On the rear hub the lever is mounted on the left, i.e. the opposite side of the bike to the freewheel and gear mechanism; it is considered correct (but not mechanically vital) to put the front wheel in with the lever on the same side. For optimum aesthetics, (and, as Kenan has pointed out, to minimise the chance of the lever being pulled opened accidentally if bashed on a rock or branch in passing) the levers should lie pointing up the front fork blade and underneath the chainstay (or perhaps pointing horizontally rearwards) at the rear, unless some other fitting (racks are the usual culprit) forces you to do otherwise.

These hubs have been standard equipment on road racing bikes and their derivatives since the 1940s, but were little used on other machines until the 1980s; they are not permitted on the track. The cycling booms triggered by the 1970s oil crises and then the introduction of mountain bikes in the 1980s brought them to a wider market, inter alia in some rather traditionally litigious areas. The unfortunate result was (a) a boom in wheel theft, and (b) a general failure to supply bikes or hubs with much documentation, meaning that some users treated the quick-release lever as a glorified wingnut, attempting to fasten the wheel by just screwing the lever end up against the adjusting nut with the lever in the open position, which is a good way of facilitating abrupt contact between the rider's face and the asphalt.
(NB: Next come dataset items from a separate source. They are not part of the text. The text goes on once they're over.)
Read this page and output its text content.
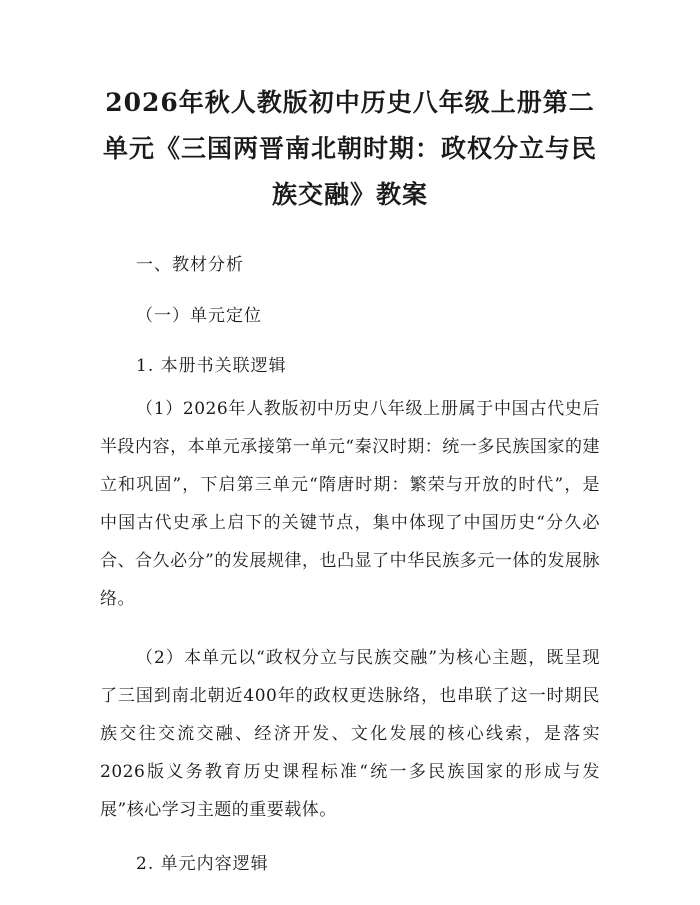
2026年秋人教版初中历史八年级上册第二单元《三国两晋南北朝时期：政权分立与民族交融》教案

一、教材分析

（一）单元定位

1. 本册书关联逻辑

（1）2026年人教版初中历史八年级上册属于中国古代史后半段内容，本单元承接第一单元“秦汉时期：统一多民族国家的建立和巩固”，下启第三单元“隋唐时期：繁荣与开放的时代”，是中国古代史承上启下的关键节点，集中体现了中国历史“分久必合、合久必分”的发展规律，也凸显了中华民族多元一体的发展脉络。

（2）本单元以“政权分立与民族交融”为核心主题，既呈现了三国到南北朝近400年的政权更迭脉络，也串联了这一时期民族交往交流交融、经济开发、文化发展的核心线索，是落实2026版义务教育历史课程标准“统一多民族国家的形成与发展”核心学习主题的重要载体。

2. 单元内容逻辑
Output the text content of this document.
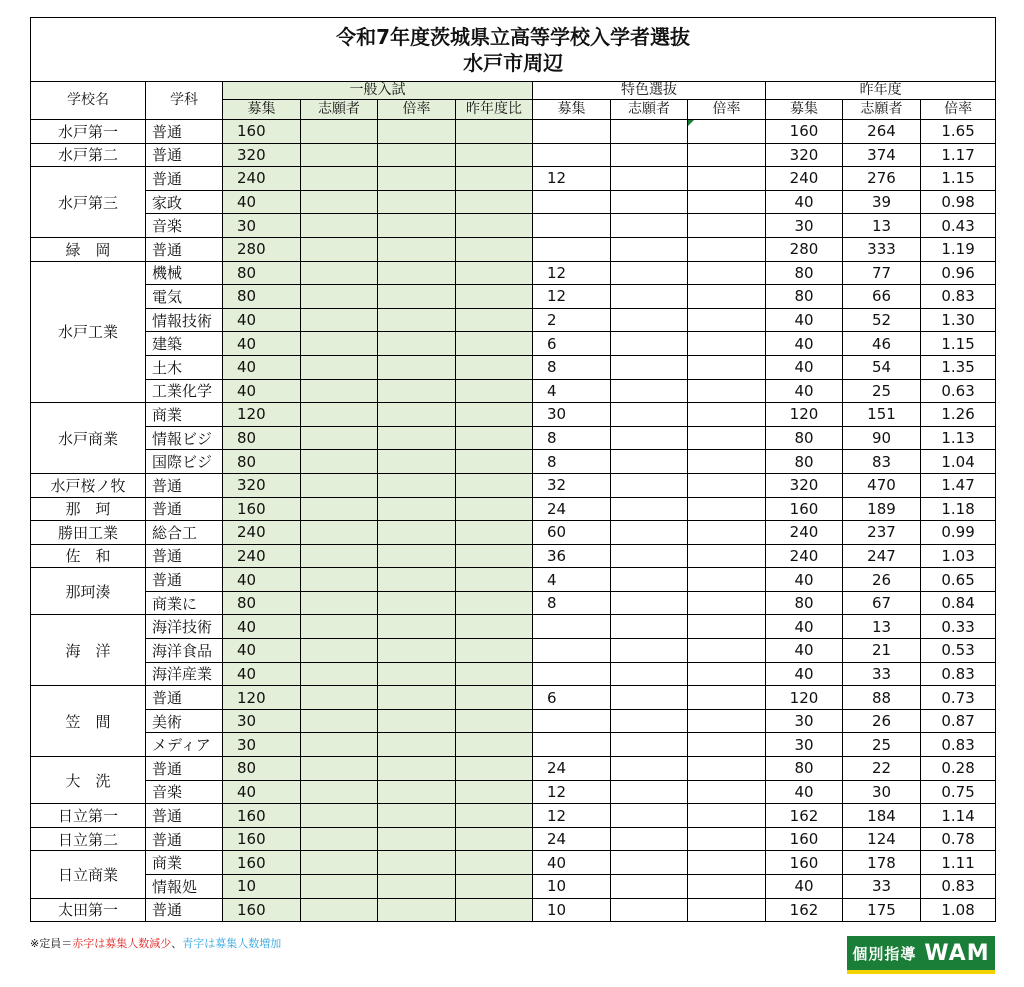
令和7年度茨城県立高等学校入学者選抜
水戸市周辺											

学校名	学科	一般入試				特色選抜			昨年度		
		募集	志願者	倍率	昨年度比	募集	志願者	倍率	募集	志願者	倍率
水戸第一	普通	160							160	264	1.65
水戸第二	普通	320							320	374	1.17
水戸第三	普通	240				12			240	276	1.15
	家政	40							40	39	0.98
	音楽	30							30	13	0.43
緑　岡	普通	280							280	333	1.19
水戸工業	機械	80				12			80	77	0.96
	電気	80				12			80	66	0.83
	情報技術	40				2			40	52	1.30
	建築	40				6			40	46	1.15
	土木	40				8			40	54	1.35
	工業化学	40				4			40	25	0.63
水戸商業	商業	120				30			120	151	1.26
	情報ビジ	80				8			80	90	1.13
	国際ビジ	80				8			80	83	1.04
水戸桜ノ牧	普通	320				32			320	470	1.47
那　珂	普通	160				24			160	189	1.18
勝田工業	総合工	240				60			240	237	0.99
佐　和	普通	240				36			240	247	1.03
那珂湊	普通	40				4			40	26	0.65
	商業に	80				8			80	67	0.84
海　洋	海洋技術	40							40	13	0.33
	海洋食品	40							40	21	0.53
	海洋産業	40							40	33	0.83
笠　間	普通	120				6			120	88	0.73
	美術	30							30	26	0.87
	メディア	30							30	25	0.83
大　洗	普通	80				24			80	22	0.28
	音楽	40				12			40	30	0.75
日立第一	普通	160				12			162	184	1.14
日立第二	普通	160				24			160	124	0.78
日立商業	商業	160				40			160	178	1.11
	情報処	10				10			40	33	0.83
太田第一	普通	160				10			162	175	1.08
※定員＝赤字は募集人数減少、青字は募集人数増加
個別指導 WAM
Following various litigation against bike manufacturers and sellers on the grounds of "you never told me not to do it like that", many bike manufacturers started to use "lawyers' lips" on the front dropouts of lower-end models: small tabs which hook under the QR clap and prevent an inadequately fastened wheel from dropping out, in other words entirely defeating the purpose of the quick release - it is no longer possible to have a wheel correctly adjusted in advance, since it has to be unscrewed, losing the adjustment, before you can get it in or out. The more sensible but less marketable solution - use old-fashioned solid axles and tracknuts that have to be done up with a spanner on that sort of bike - has not gained much favour. That's progress under free-market capitalism for you. (A propos, sleeping wolf reports that on recently buying a bike in the USA he was instructed in their use and then obliged to sign an affidavit to the effect that he knew how to use them ...)

A simplified form of the same cam and lever mechanism is also used to attach saddles on mountain bikes, to facilitate different uphill and downhill riding positions (road riders, conversely, are generally fairly anal about not messing up a finely tuned saddle height), and for various other uses such as trailer fittings.